Sunday, July 12, 2015

The Magic of Plein Air Painting

"Plein air" painting is just a fancy way of saying "painting outside" or painting in "plain air."  Plein air painting can be a lot of fun but it also has many challenges. 

One of the biggest challenges is that the lighting conditions change quickly.  At the start of your painting experience, the sun might be directly overhead and a tree has a shadow directly underneath.  Within an hour, the sun has moved and the shadows move accordingly.  Most plein air artists work relatively small so they can quickly capture the essence of the scene and avoid the problem of "chasing shadows."

Other plein air painting challenges are environmental conditions.  Wind, rain, bugs, heat, and cold can add complexity to the painting experience.  I've not only been bitten by bugs but also had bugs fly onto my canvas and get stuck in the paint.  Windy conditions can be especially challenging as I've had my easel blown over by a strong gust of wind.  An umbrella or finding shade can be crucial in the heat of summer.  And, of course, cold weather painting requires hat, gloves and a warm clothing.

With all these challenges, why leave the comfort of your climate-controlled studio to paint outside?  There are many reasons why plein air painting can be a  magical experience.  

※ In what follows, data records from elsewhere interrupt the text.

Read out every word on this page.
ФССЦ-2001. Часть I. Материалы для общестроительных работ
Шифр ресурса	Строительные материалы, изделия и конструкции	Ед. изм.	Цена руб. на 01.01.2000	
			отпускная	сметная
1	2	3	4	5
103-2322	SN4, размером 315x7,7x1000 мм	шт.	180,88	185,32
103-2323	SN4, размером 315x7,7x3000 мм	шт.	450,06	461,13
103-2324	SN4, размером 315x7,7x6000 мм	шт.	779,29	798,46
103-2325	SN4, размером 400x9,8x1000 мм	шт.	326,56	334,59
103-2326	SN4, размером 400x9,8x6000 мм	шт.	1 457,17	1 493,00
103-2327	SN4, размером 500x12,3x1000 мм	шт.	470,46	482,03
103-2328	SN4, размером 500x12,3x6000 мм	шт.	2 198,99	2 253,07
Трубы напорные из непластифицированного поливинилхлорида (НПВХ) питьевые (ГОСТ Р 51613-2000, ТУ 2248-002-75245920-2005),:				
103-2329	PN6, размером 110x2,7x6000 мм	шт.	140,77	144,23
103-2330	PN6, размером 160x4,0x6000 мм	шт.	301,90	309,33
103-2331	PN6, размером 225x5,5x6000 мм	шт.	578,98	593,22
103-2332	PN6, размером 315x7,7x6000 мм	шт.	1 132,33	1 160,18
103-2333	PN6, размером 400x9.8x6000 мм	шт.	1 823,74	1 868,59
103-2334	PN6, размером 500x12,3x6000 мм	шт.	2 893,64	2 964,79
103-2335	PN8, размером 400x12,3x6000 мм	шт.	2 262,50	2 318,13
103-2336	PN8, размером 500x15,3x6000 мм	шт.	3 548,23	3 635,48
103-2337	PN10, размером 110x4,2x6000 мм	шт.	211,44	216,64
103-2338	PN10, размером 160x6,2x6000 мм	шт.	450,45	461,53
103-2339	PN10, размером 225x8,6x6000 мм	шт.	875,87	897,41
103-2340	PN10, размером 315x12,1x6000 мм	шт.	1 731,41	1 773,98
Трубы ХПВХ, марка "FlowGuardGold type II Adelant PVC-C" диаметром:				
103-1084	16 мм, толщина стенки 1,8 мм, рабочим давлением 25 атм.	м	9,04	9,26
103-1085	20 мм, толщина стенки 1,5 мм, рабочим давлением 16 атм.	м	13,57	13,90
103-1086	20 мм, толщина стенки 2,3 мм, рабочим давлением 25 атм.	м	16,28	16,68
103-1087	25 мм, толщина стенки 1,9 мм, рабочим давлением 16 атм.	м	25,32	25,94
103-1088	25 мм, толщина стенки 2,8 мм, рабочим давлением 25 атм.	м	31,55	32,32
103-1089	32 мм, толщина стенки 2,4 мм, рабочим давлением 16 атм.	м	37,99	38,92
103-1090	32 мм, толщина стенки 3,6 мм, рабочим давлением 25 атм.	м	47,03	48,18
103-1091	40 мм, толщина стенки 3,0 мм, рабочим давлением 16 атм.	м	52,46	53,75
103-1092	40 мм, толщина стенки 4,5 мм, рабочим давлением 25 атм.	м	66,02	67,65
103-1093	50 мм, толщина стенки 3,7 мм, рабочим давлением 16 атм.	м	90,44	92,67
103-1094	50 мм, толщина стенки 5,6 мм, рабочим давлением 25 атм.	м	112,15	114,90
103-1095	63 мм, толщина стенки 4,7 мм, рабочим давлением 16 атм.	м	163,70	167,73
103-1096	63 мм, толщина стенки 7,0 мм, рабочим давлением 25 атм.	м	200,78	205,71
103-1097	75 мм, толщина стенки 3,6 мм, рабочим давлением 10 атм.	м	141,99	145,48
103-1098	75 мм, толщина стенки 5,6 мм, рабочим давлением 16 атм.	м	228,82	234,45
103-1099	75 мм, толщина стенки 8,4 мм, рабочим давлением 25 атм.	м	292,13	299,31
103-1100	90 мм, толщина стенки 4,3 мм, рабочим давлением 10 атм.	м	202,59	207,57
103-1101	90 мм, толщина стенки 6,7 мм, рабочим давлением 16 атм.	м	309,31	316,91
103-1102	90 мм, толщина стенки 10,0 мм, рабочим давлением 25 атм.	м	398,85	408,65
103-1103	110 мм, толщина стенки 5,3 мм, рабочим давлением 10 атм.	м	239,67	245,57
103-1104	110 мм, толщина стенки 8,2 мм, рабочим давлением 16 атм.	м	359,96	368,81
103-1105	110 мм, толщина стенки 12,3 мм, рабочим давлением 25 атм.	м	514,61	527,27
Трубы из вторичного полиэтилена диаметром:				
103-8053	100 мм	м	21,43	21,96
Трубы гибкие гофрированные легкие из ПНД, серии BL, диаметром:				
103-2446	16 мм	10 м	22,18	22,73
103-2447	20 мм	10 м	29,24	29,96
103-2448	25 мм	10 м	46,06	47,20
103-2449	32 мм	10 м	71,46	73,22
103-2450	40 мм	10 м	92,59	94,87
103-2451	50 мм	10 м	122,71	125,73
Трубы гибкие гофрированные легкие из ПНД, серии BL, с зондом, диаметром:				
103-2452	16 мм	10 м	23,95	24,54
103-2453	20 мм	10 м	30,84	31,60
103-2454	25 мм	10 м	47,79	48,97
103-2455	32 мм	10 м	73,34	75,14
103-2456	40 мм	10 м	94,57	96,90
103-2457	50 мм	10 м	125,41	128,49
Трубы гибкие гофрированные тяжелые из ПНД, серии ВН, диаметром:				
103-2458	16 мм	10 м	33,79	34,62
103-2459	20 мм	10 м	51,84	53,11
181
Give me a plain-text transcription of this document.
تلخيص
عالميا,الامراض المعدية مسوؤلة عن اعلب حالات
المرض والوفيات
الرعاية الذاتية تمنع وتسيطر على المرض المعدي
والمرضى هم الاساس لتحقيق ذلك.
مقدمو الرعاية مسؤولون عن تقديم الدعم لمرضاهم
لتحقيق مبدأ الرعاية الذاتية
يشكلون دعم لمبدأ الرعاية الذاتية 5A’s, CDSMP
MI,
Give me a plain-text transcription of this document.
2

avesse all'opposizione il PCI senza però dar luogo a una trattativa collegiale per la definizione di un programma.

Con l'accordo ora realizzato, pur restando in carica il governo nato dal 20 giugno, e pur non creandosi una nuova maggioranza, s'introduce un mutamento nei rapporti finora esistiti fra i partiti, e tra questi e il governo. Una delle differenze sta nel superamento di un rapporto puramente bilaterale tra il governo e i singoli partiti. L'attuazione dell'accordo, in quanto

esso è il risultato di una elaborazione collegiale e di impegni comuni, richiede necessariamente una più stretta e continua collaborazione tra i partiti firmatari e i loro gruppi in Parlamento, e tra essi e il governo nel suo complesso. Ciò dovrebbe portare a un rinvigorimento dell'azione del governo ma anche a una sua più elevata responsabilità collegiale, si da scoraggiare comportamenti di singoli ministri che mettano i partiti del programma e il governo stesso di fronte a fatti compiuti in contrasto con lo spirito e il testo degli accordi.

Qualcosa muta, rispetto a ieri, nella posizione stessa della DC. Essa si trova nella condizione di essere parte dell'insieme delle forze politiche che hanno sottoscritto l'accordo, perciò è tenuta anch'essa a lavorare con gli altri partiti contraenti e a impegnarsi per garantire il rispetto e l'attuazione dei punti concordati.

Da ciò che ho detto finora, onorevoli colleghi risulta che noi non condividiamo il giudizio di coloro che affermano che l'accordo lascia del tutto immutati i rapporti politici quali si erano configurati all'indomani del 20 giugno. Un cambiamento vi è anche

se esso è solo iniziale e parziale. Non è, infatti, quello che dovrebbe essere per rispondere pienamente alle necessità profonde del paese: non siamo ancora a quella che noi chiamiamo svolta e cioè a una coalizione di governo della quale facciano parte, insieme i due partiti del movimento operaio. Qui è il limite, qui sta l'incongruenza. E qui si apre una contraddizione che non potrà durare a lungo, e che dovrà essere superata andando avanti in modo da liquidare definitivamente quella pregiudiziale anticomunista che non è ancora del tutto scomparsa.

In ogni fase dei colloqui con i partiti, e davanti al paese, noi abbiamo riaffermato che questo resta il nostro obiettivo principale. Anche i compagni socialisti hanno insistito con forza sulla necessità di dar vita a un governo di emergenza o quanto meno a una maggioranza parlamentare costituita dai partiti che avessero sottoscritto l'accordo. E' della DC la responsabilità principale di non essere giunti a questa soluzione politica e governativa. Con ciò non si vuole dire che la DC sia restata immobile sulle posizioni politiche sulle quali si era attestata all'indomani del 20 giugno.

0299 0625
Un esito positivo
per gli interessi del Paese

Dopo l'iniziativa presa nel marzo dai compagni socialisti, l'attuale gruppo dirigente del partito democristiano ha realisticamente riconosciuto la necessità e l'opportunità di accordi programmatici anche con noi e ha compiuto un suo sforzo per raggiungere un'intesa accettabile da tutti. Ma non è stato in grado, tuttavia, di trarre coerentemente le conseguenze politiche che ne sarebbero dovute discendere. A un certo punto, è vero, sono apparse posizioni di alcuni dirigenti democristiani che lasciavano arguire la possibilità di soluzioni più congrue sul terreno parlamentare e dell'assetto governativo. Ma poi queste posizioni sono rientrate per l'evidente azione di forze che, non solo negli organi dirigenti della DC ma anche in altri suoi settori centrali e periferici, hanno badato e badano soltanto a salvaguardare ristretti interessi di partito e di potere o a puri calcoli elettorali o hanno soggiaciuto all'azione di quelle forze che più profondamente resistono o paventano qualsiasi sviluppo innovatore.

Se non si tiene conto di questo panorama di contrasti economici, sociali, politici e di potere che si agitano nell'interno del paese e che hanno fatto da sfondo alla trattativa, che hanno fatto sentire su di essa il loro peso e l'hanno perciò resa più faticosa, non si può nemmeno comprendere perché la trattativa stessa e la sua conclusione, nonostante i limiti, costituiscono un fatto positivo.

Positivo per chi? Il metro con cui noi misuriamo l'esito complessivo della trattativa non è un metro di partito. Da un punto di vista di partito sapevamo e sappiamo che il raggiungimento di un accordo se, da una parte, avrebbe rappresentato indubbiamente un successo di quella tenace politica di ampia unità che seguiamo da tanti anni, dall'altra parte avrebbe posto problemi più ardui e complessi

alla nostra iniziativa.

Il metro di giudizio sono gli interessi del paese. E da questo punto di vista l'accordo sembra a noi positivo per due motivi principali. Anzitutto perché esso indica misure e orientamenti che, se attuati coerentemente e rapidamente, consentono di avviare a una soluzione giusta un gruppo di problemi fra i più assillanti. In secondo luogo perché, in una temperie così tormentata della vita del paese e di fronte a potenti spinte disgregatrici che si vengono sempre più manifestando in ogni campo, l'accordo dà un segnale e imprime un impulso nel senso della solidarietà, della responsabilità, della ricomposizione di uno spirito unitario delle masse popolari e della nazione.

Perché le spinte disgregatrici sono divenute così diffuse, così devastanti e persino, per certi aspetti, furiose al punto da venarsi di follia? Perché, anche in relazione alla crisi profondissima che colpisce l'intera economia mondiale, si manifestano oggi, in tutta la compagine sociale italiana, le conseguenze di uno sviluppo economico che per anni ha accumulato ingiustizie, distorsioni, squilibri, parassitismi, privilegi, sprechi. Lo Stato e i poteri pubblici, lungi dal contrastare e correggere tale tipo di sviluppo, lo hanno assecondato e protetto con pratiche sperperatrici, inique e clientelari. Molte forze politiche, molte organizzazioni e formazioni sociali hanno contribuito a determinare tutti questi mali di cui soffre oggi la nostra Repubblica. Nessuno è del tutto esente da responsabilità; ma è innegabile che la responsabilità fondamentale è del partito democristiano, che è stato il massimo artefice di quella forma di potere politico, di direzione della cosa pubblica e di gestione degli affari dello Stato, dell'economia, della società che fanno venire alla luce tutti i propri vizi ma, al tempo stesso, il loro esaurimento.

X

When traveling, have you ever taken a photo of a beautiful vista and somehow when you get home, you look at the photo and it looks dull and ordinary?  As an artist, you pick a location because something about it inspires you.  Being on location you get an emotional response that comes through in your painting.  Below is a photo of sand dunes on Plum Island and the painting that I created called "Dunes in Purple."  The photo looks pretty bland and yet my painting is filled with color -- colors that can't always be captured by a photo.

Painting is a very solitary activity so it is fun to get outside.  I've met some really nice folks while plein air painting.  Below is a photo of a hot dog vendor that I met a couple years ago.  I set up my easel a short distance away from her cart and happily painted.  Eventually, she got curious and headed over to see what I was doing.  We ended up chatting and she was tickled that I had chosen her as my subject. 


Plein air painting is challenging for sure, but it is worth the extra work and hassle and is an important part of my journey as an artist.